The more than two-hour plane ride was silent. I tried to get excited as soon as I sat in my seat but of course the main concern was if we will be able to pass through the airport immigration.

It was drizzling when we landed in Yangon airport. Their lobby was modern and clean and we immediately saw the ‘Visa on Arrival’ sign. It was mocking us, challenging our fate.

But I was right. No visa for us. We were exempted. We can already breathe.

Our first stop. Yangon.


When I saw my friend Jherson’s photos of the streets of Yangon, I knew I had to see it with my very own eyes. I am an old architecture lover and seeing these structures would definitely sate the history lover in me.
Myanmar, from what I have learned, has been under British rule and gained independence a few years after World War II. With such a young independent history, it was no wonder that Yangon greeted us with this.

Yangon Railway Station

And with this.

Yangon City Hall

And this too.


I have not fully explored the older streets as we lacked time. We need to secure our bus tickets for Bagan that same night. We had a quick tour of the surrounding places around Sule Pagoda. 
We were famished. We did not have breakfast. We looked for a place where we can eat and found a little nook. Their soup was the most delicious we have tasted in the whole of our trip. It became Chie’s favorite. And mine too.

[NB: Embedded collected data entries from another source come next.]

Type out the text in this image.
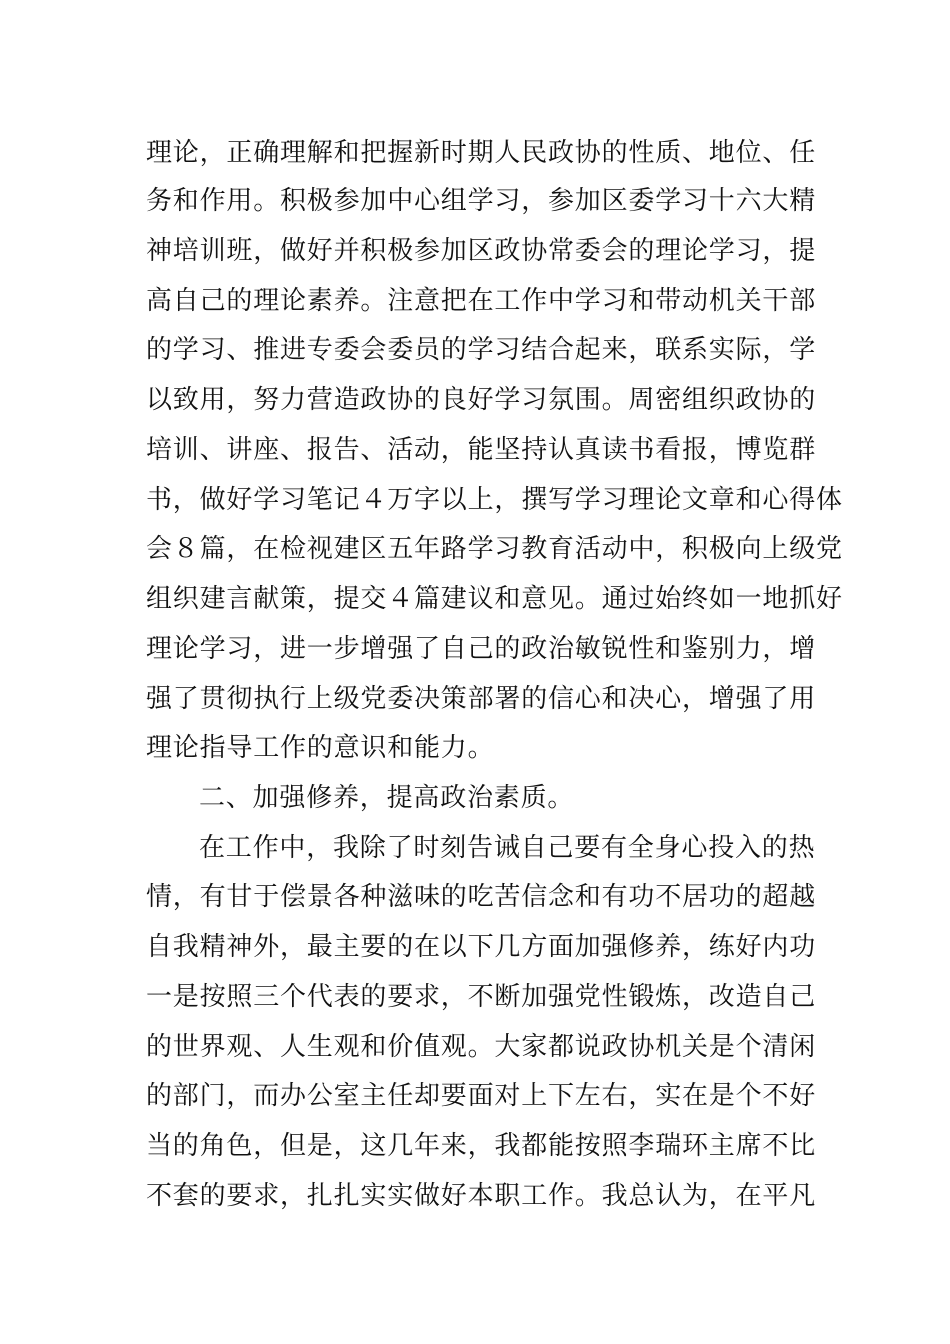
理论，正确理解和把握新时期人民政协的性质、地位、任
务和作用。积极参加中心组学习，参加区委学习十六大精
神培训班，做好并积极参加区政协常委会的理论学习，提
高自己的理论素养。注意把在工作中学习和带动机关干部
的学习、推进专委会委员的学习结合起来，联系实际，学
以致用，努力营造政协的良好学习氛围。周密组织政协的
培训、讲座、报告、活动，能坚持认真读书看报，博览群
书，做好学习笔记４万字以上，撰写学习理论文章和心得体
会８篇，在检视建区五年路学习教育活动中，积极向上级党
组织建言献策，提交４篇建议和意见。通过始终如一地抓好
理论学习，进一步增强了自己的政治敏锐性和鉴别力，增
强了贯彻执行上级党委决策部署的信心和决心，增强了用
理论指导工作的意识和能力。
二、加强修养，提高政治素质。
在工作中，我除了时刻告诫自己要有全身心投入的热
情，有甘于偿景各种滋味的吃苦信念和有功不居功的超越
自我精神外，最主要的在以下几方面加强修养，练好内功
一是按照三个代表的要求，不断加强党性锻炼，改造自己
的世界观、人生观和价值观。大家都说政协机关是个清闲
的部门，而办公室主任却要面对上下左右，实在是个不好
当的角色，但是，这几年来，我都能按照李瑞环主席不比
不套的要求，扎扎实实做好本职工作。我总认为，在平凡
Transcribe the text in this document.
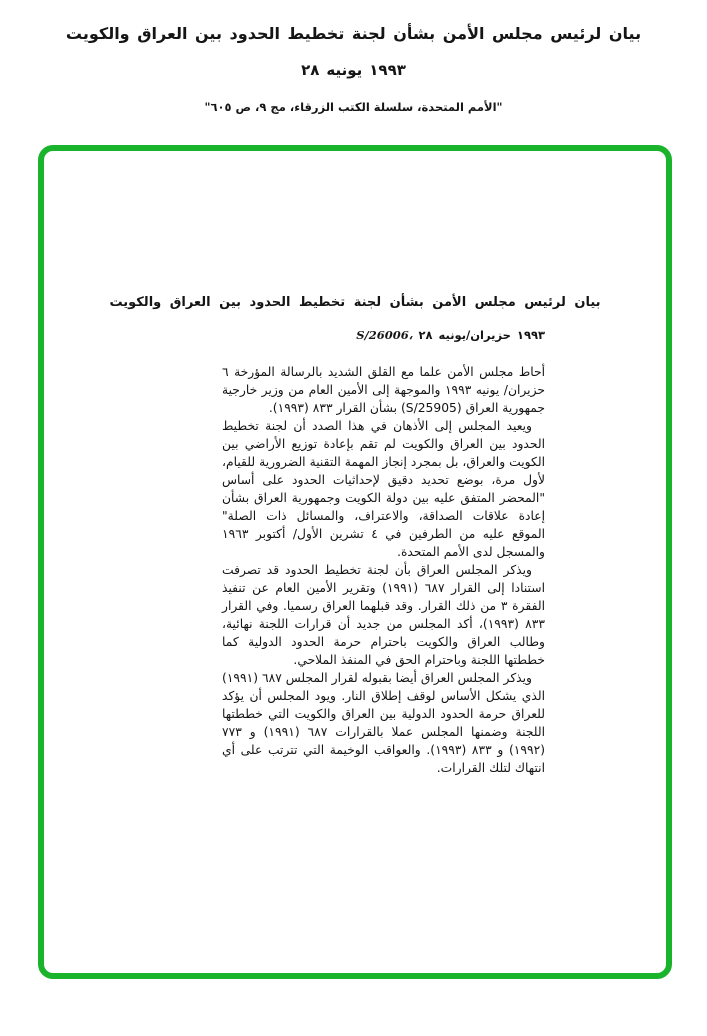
بيان لرئيس مجلس الأمن بشأن لجنة تخطيط الحدود بين العراق والكويت
٢٨ يونيه ١٩٩٣
"الأمم المتحدة، سلسلة الكتب الزرقاء، مج ٩، ص ٦٠٥"
بيان لرئيس مجلس الأمن بشأن لجنة تخطيط الحدود بين العراق والكويت
S/26006، ٢٨ حزيران/يونيه ١٩٩٣

أحاط مجلس الأمن علما مع القلق الشديد بالرسالة المؤرخة ٦ حزيران/ يونيه ١٩٩٣ والموجهة إلى الأمين العام من وزير خارجية جمهورية العراق (S/25905) بشأن القرار ٨٣٣ (١٩٩٣).

ويعيد المجلس إلى الأذهان في هذا الصدد أن لجنة تخطيط الحدود بين العراق والكويت لم تقم بإعادة توزيع الأراضي بين الكويت والعراق، بل بمجرد إنجاز المهمة التقنية الضرورية للقيام، لأول مرة، بوضع تحديد دقيق لإحداثيات الحدود على أساس "المحضر المتفق عليه بين دولة الكويت وجمهورية العراق بشأن إعادة علاقات الصداقة، والاعتراف، والمسائل ذات الصلة" الموقع عليه من الطرفين في ٤ تشرين الأول/ أكتوبر ١٩٦٣ والمسجل لدى الأمم المتحدة.

ويذكر المجلس العراق بأن لجنة تخطيط الحدود قد تصرفت استنادا إلى القرار ٦٨٧ (١٩٩١) وتقرير الأمين العام عن تنفيذ الفقرة ٣ من ذلك القرار. وقد قبلهما العراق رسميا. وفي القرار ٨٣٣ (١٩٩٣)، أكد المجلس من جديد أن قرارات اللجنة نهائية، وطالب العراق والكويت باحترام حرمة الحدود الدولية كما خططتها اللجنة وباحترام الحق في المنفذ الملاحي.

ويذكر المجلس العراق أيضا بقبوله لقرار المجلس ٦٨٧ (١٩٩١) الذي يشكل الأساس لوقف إطلاق النار. ويود المجلس أن يؤكد للعراق حرمة الحدود الدولية بين العراق والكويت التي خططتها اللجنة وضمنها المجلس عملا بالقرارات ٦٨٧ (١٩٩١) و ٧٧٣ (١٩٩٢) و ٨٣٣ (١٩٩٣). والعواقب الوخيمة التي تترتب على أي انتهاك لتلك القرارات.
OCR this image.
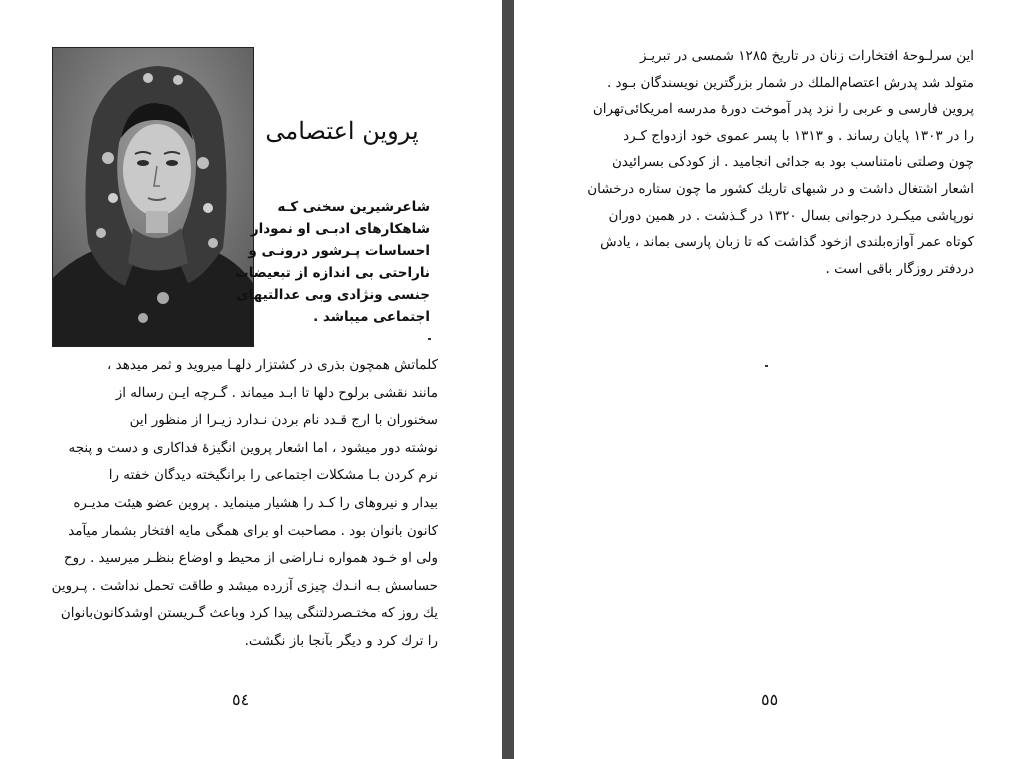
پروین اعتصامی
شاعرشیرین سخنی کـه
شاهکارهای ادبـی او نمودار
احساسات پـرشور درونـی و
ناراحتی بی اندازه از تبعیضات
جنسی ونژادی وبی عدالتیهای
اجتماعی میباشد .
کلماتش همچون بذری در کشتزار دلهـا میروید و ثمر میدهد ،
مانند نقشی برلوح دلها تا ابـد میماند . گـرچه ایـن رساله از
سخنوران با ارج قـدد نام بردن نـدارد زیـرا از منظور این
نوشته دور میشود ، اما اشعار پروین انگیزهٔ فداکاری و دست و پنجه
نرم کردن بـا مشکلات اجتماعی را برانگیخته دیدگان خفته را
بیدار و نیروهای را کـد را هشیار مینماید . پروین عضو هیئت مدیـره
کانون بانوان بود . مصاحبت او برای همگی مایه افتخار بشمار میآمد
ولی او خـود همواره نـاراضی از محیط و اوضاع بنظـر میرسید . روح
حساسش بـه انـدك چیزی آزرده میشد و طاقت تحمل نداشت . پـروین
یك روز كه مختـصرد‌لتنگی پیدا كرد وباعث گـریستن اوشدکانون‌بانوان
را ترك كرد و دیگر بآنجا باز نگشت.
٥٤
این سرلـوحهٔ افتخارات زنان در تاریخ ۱۲۸۵ شمسی در تبریـز
متولد شد پدرش اعتصام‌الملك در شمار بزرگترین نویسندگان بـود .
پروین فارسی و عربی را نزد پدر آموخت دورهٔ مدرسه امریکائی‌تهران
را در ۱۳۰۳ پایان رساند . و ۱۳۱۳ با پسر عموی خود ازدواج کـرد
چون وصلتی نامتناسب بود به جدائی انجامید . از کودکی بسرائیدن
اشعار اشتغال داشت و در شبهای تاریك کشور ما چون ستاره درخشان
نورپاشی میکـرد درجوانی بسال ۱۳۲۰ در گـذشت . در همین دوران
کوتاه عمر آوازه‌بلندی ازخود گذاشت که تا زبان پارسی بماند ، یادش
دردفتر روزگار باقی است .
٥٥
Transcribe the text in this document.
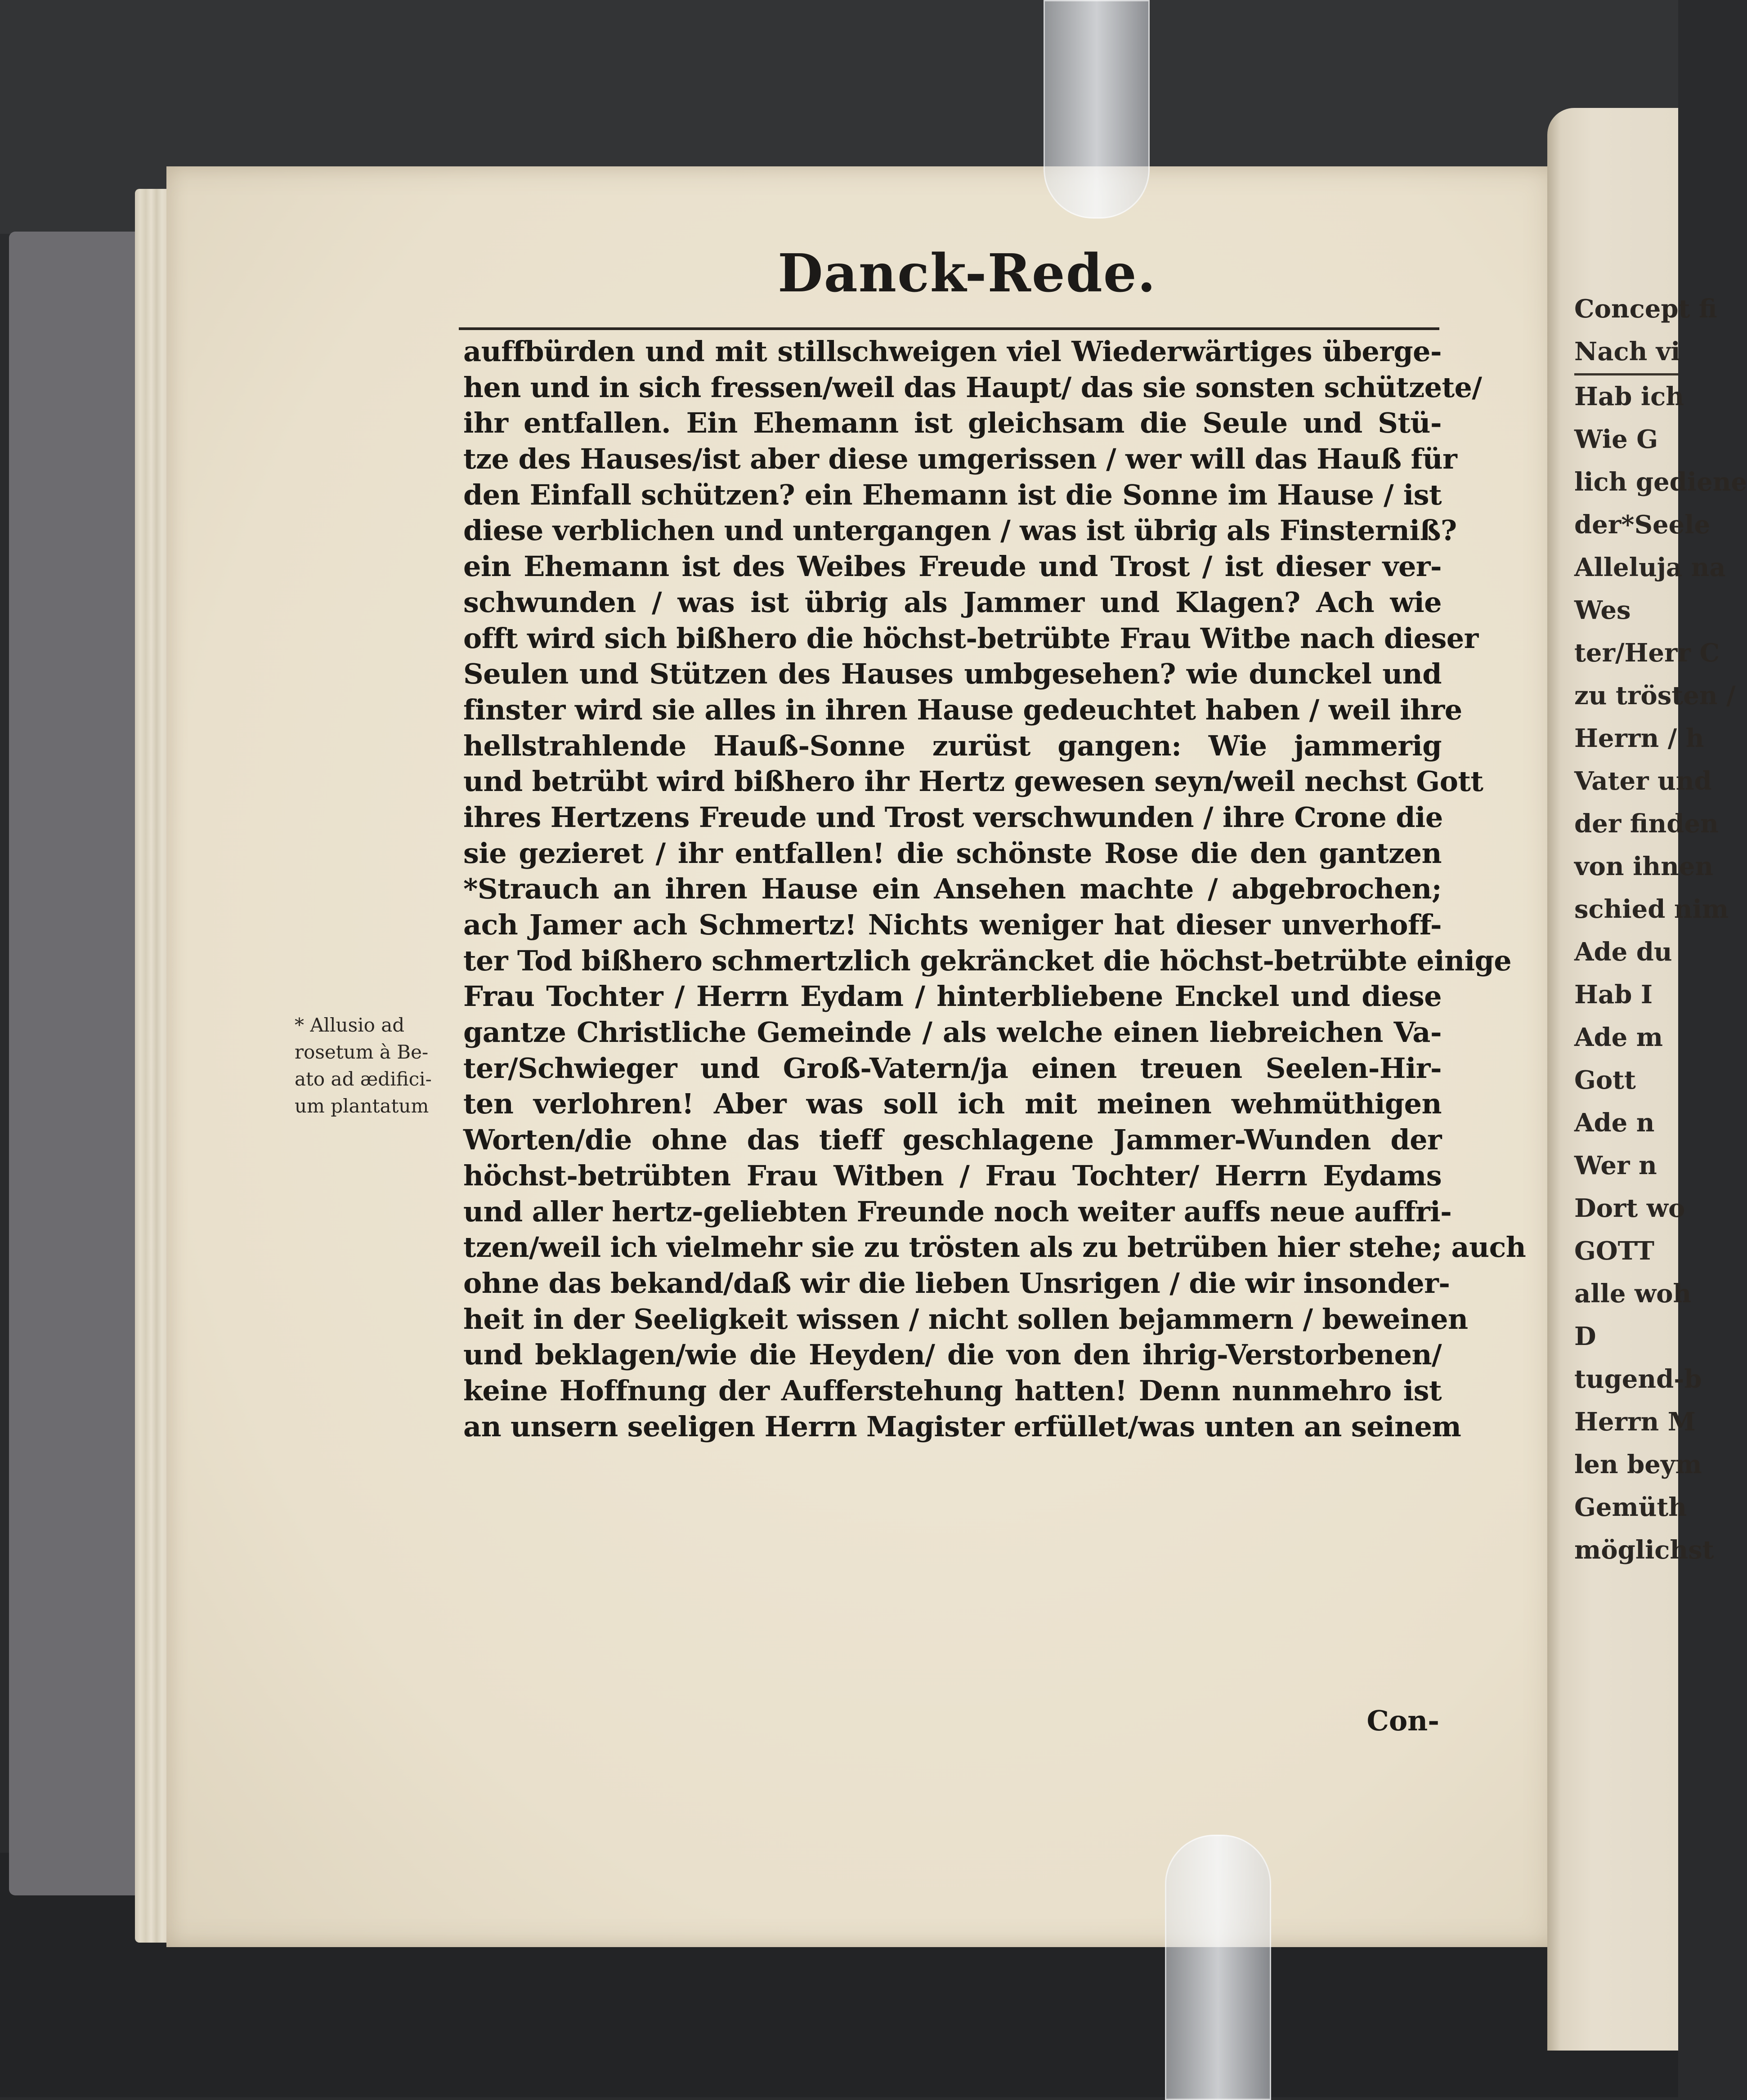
Concept fi
Nach vi
Hab ich
Wie G
lich gediene
der*Seele
Alleluja na
Wes
ter/Herr C
zu trösten /
Herrn / h
Vater und
der finden
von ihnen
schied nim
Ade du
Hab I
Ade m
Gott
Ade n
Wer n
Dort wo
GOTT
alle woh
D
tugend-b
Herrn M
len beym
Gemüth
möglichst
Danck-Rede.
auffbürden und mit stillschweigen viel Wiederwärtiges überge-
hen und in sich fressen/weil das Haupt/ das sie sonsten schützete/
ihr entfallen. Ein Ehemann ist gleichsam die Seule und Stü-
tze des Hauses/ist aber diese umgerissen / wer will das Hauß für
den Einfall schützen? ein Ehemann ist die Sonne im Hause / ist
diese verblichen und untergangen / was ist übrig als Finsterniß?
ein Ehemann ist des Weibes Freude und Trost / ist dieser ver-
schwunden / was ist übrig als Jammer und Klagen? Ach wie
offt wird sich bißhero die höchst-betrübte Frau Witbe nach dieser
Seulen und Stützen des Hauses umbgesehen? wie dunckel und
finster wird sie alles in ihren Hause gedeuchtet haben / weil ihre
hellstrahlende Hauß-Sonne zurüst gangen: Wie jammerig
und betrübt wird bißhero ihr Hertz gewesen seyn/weil nechst Gott
ihres Hertzens Freude und Trost verschwunden / ihre Crone die
sie gezieret / ihr entfallen! die schönste Rose die den gantzen
*Strauch an ihren Hause ein Ansehen machte / abgebrochen;
ach Jamer ach Schmertz! Nichts weniger hat dieser unverhoff-
ter Tod bißhero schmertzlich gekräncket die höchst-betrübte einige
Frau Tochter / Herrn Eydam / hinterbliebene Enckel und diese
gantze Christliche Gemeinde / als welche einen liebreichen Va-
ter/Schwieger und Groß-Vatern/ja einen treuen Seelen-Hir-
ten verlohren! Aber was soll ich mit meinen wehmüthigen
Worten/die ohne das tieff geschlagene Jammer-Wunden der
höchst-betrübten Frau Witben / Frau Tochter/ Herrn Eydams
und aller hertz-geliebten Freunde noch weiter auffs neue auffri-
tzen/weil ich vielmehr sie zu trösten als zu betrüben hier stehe; auch
ohne das bekand/daß wir die lieben Unsrigen / die wir insonder-
heit in der Seeligkeit wissen / nicht sollen bejammern / beweinen
und beklagen/wie die Heyden/ die von den ihrig-Verstorbenen/
keine Hoffnung der Aufferstehung hatten! Denn nunmehro ist
an unsern seeligen Herrn Magister erfüllet/was unten an seinem
Con-
* Allusio ad
rosetum à Be-
ato ad ædifici-
um plantatum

With only half a day left, we decided to trim the places we will visit. We unanimously chose Shwe Dagon pagoda followed by the pretty Karaweik Palace which was situated by the lake.

 Karaweik Palace
 

Shwedagon Pagoda
Entrance to this shrine costs USD 8 or MMK 8000 (Myanmar’s currency is MMK pronounce as Chats). We caught a glimpse of its golden stuppa on our way to Sule Pagoda from the airport. 

We had a full hour to explore the confines of the Pagoda. Locals and tourists alike were congregating in every corner. Local women singing songs of praise. 


The complex was huge. But you can just sit down in one corner and people-watch. But of course the main attraction was the pagoda itself. It was magnificent to look at.

 
 

A full day in Yangon would suffice granting you know what you want to visit and your itinerary is all planned out. Yangon is a colorful town. I really liked staring at its old buildings. I swear.